Am Ende dieser Sichtachse ist dann das große Finale dieses unteren Parterres gestaltet. Mit einer Zypressenwand wird hinter einem Kaiserstandbild säulenartig der Raum abgeschlossen und die Blicke nach oben weitergeleitet. In das Blau des Himmels.


 




Magnolia grandiflora
Danach geht man durch eine kleinen bezaubernden Gartenraum mit einer in Form geschnittenen Magnolia grandiflora. Dort sieht man einen ruhigen Teich um einen nackten Faun und einen kleinen formalen Garten, als Nachhall auf das zuvor gesehene.

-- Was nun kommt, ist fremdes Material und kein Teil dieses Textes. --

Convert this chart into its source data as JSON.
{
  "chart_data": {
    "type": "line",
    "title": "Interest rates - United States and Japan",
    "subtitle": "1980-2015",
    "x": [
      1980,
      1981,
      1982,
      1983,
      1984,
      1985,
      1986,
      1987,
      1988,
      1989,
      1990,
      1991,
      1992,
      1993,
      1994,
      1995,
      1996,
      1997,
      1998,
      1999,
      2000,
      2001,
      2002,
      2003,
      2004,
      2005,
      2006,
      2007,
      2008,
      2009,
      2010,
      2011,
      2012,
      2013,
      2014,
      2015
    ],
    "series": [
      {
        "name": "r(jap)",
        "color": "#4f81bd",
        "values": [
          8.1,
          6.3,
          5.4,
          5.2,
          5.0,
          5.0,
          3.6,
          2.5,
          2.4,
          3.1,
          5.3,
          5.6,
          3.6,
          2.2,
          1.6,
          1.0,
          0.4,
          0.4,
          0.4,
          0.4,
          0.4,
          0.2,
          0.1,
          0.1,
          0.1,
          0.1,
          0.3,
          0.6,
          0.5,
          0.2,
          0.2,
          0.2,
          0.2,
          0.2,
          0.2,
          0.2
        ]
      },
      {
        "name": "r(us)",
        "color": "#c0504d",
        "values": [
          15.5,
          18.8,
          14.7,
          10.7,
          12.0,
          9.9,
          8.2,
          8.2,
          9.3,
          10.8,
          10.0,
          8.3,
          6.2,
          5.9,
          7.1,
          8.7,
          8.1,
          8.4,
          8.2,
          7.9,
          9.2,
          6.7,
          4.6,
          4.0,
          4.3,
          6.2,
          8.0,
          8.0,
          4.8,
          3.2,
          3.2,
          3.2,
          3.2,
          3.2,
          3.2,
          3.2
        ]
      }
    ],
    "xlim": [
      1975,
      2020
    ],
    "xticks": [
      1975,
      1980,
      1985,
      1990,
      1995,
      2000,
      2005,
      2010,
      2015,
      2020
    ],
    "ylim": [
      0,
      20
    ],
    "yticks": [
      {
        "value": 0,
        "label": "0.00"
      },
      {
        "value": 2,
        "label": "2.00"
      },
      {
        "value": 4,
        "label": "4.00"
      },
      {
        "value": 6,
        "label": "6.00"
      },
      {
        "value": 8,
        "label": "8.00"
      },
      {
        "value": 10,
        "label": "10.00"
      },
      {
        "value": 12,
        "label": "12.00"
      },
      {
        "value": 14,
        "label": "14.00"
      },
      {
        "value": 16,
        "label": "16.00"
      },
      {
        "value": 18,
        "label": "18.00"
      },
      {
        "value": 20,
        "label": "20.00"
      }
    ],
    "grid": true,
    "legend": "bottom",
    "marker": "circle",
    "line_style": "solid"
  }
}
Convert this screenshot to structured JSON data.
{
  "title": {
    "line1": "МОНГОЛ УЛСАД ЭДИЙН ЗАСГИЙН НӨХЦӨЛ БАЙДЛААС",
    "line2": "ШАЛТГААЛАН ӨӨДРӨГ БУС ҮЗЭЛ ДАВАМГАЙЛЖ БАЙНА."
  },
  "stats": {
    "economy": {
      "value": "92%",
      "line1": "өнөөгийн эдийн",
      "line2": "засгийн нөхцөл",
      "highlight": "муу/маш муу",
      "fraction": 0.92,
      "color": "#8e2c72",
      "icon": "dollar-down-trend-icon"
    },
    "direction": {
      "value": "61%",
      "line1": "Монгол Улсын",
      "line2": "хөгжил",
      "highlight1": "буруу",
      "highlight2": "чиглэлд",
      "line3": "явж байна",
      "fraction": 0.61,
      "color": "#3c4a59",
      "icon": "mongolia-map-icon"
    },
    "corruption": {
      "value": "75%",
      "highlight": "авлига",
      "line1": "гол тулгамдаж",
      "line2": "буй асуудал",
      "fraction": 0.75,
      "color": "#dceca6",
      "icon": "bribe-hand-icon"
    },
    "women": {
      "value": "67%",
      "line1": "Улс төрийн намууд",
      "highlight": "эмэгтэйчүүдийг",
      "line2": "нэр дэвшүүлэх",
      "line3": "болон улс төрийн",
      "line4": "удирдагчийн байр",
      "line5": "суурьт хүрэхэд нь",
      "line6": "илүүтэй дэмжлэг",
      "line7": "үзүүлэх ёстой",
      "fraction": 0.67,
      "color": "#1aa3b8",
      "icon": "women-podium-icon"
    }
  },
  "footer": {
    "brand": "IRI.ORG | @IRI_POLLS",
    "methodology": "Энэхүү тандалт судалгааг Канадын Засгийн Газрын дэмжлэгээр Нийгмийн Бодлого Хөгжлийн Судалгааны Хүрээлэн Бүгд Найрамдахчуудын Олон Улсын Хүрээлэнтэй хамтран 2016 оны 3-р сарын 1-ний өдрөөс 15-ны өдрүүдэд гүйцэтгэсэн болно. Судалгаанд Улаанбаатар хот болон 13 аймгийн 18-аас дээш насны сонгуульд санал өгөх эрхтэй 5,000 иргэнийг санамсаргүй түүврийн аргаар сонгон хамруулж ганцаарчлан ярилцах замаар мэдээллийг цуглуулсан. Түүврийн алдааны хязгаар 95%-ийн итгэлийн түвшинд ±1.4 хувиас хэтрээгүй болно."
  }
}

Es geht vorbei an den offenen Werkstätten der Gärtner die Treppe hinauf zum Anfang des oberen Parterres und der Rampe, die aus dem Garten herausführt in die Welt zurück, wie wir sie kennen.




Der Graten wurde erst durch Papst Franziskus vor wenigen Jahren der Öffentlichkeit zugänglich gemacht und muss unter Namensangabe online gebucht werden, da der Garten vatikanisches Territorium ist und nicht zu italienischem Staatsgebiet gehört. Ein Ausweis ist mitzubringen! Ein Besuch lohnt sich wegen der bunten Bepflanzung besonders im Sommer, aber ist natürlich wegen der immergrünen Vegatation das ganze Jahr über von Interesse. Mein Besuch war am 02. August 2014.